On Monday, the first day of the second quarter of 2019, stocks rallied after two encouraging reports on manufacturing — one from each country.

The Caixin China manufacturing purchasing managers index (PMI), which reached 50.8 in March from 49.9 in February, moved to an expansionary level for the first time in four months.

China's official manufacturing PMI, released on Sunday, attained a six-month high of 50.5 in March, from 49.2 in February.

In the US, the Institute for Supply Management's manufacturing index registered a stronger-than-expected 55.3 level in March compared with a two-year low of 54.2 percent in February.

The ISM said 16 industries, including machinery, computer and electronic products, furniture, and electrical equipment, appliances and components, reported growth last month.

A reading above 50 in both indices indicates an expansion in activity.

The Dow Jones Industrial Average rose 329.74 points on Monday to 26,258.42, a 1.27 percent gain. The S&P 500 finished at 2,867.19, up 32.79 points, or 1.16 percent. The Nasdaq Composite closed at 7,828.91, advancing 99.59 points to 1.29 percent.

In China, the Shanghai Composite index closed up 2.6 percent, or 79.6 points to 3,170.36, its highest level since May 2018. The Shenzhen Stock Exchange Composite Index jumped 60.53 points to 1,755.66 and has gained 38.4 percent so far in 2019. The Hang Seng index in Hong Kong surged 510.66 points, or 1.76 percent, to 29,562.02.

"It was the one-two punch in terms of positive manufacturing PMI data from China and the US, two big economies, and that has emboldened the bulls in the market," said John Kilduff, a partner at Again Capital Management in New York.

"The double dose of manufacturing data from China and the US eased a lot of global growth worries," Kamal Khan, US editor at investing.com, told China Daily. "That showed up in the rebound in Treasury yields, which helped stocks after the recent yield-curve inversion. Yields also helped financials in particular."

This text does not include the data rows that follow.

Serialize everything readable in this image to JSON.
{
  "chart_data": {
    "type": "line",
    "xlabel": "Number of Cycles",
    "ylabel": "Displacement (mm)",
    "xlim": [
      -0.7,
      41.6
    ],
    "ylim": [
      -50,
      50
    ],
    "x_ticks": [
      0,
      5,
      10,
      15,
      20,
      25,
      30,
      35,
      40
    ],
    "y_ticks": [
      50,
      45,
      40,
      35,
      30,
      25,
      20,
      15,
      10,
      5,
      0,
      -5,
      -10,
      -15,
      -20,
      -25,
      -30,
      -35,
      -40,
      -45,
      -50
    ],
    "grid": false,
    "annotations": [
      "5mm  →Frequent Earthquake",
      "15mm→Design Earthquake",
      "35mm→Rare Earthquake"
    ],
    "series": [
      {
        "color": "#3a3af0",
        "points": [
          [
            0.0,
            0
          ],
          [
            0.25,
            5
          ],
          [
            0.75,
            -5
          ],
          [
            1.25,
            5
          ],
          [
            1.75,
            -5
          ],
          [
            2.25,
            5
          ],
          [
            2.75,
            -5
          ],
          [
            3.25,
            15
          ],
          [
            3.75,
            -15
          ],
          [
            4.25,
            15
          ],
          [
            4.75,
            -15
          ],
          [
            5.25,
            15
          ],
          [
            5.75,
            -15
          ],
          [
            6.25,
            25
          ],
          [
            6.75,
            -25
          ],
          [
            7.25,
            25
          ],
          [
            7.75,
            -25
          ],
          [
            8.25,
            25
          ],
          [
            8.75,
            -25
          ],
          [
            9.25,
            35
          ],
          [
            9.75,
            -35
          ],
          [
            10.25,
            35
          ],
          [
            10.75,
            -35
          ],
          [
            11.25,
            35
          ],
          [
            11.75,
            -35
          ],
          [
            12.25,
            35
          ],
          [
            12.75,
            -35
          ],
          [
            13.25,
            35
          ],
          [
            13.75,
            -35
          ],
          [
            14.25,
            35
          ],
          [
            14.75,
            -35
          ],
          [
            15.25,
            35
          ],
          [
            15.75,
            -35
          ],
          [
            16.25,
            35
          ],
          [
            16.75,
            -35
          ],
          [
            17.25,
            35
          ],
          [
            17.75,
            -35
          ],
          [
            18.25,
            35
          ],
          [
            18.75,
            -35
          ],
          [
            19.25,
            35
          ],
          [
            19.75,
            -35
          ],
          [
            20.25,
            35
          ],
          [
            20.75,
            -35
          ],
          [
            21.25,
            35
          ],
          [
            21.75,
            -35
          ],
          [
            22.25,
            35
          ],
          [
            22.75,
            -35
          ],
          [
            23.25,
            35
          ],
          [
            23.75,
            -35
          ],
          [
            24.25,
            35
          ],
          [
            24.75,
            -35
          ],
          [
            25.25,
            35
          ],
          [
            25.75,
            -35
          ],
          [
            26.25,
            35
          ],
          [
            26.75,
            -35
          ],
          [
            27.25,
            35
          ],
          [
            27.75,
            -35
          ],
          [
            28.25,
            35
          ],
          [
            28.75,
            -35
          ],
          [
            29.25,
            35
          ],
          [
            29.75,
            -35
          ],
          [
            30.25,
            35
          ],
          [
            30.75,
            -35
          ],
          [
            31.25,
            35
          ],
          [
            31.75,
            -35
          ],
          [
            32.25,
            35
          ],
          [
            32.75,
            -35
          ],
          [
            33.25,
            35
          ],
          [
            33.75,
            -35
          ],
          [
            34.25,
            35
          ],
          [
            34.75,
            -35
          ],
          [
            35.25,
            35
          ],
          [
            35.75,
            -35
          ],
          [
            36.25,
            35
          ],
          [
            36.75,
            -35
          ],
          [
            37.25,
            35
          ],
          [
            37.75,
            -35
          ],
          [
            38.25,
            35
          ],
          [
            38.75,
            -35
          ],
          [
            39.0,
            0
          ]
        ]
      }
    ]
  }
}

"The Chinese (manufacturing) numbers bounced back, and people are taking more risk today because of it," said Michael O'Rourke, chief market strategist at JonesTrading in Greenwich, Connecticut.

The Stoxx Europe 600 rose 1.2 percent, buoyed by China's manufacturing numbers even though Europe's own manufacturing data was at a six-year low.

Italy last week became the first G7 nation to agree to join China's Belt and Road Initiative.

The strong showing for stocks sent bond prices lower and their interest rates higher. The 10-year Treasury note's yield climbed 8 basis points to 2.496 percent.

When investors see brighter prospects in risk assets such as stocks, government bonds, which are considered safer, move lower.

The positive economic data showed up as a Chinese delegation led by Vice-Premier Liu He heads to Washington on Wednesday for the next round of trade talks. 

On Sunday, China's State Council said that the country would continue to suspend additional tariffs on US vehicles and auto parts after April 1, following a US decision to delay tariff increases on Chinese imports.

Buoyed by that news, Ford Motor Co shares gained 2.3 percent, and General Motors Co stock added 1.8 percent Monday.

The manufacturing numbers along with tighter supplies also propelled two benchmark oil indices to their largest first-quarter gains in nearly a decade.

Brent crude rose $1.43, or 2.1 percent, to $69.01. The global benchmark was up 27 percent in the first quarter.

US West Texas Intermediate (WTI) futures settled up $1.45, or 2.4 percent, at $61.59 per barrel, and earlier on Monday reaching their highest level in nearly five months at $61.72. WTI has gained 32 percent in the first quarter.

Production cuts from the Organization of the Petroleum Exporting Countries helped push the group's supply to a four-year low in March, a Reuters survey found.

Output from OPEC countries dropped by 280,000 barrels a day from February to 30.4 million, its lowest monthly rate since 2015.

Saudi Arabia had the largest drop in the group's supply-cutting pact while Venezuelan output fell further due to US sanctions and power outages in a country in the midst of political upheaval. Oil prices also are being supported by US sanctions on Iran.

Reuters and Bloomberg contributed to this story.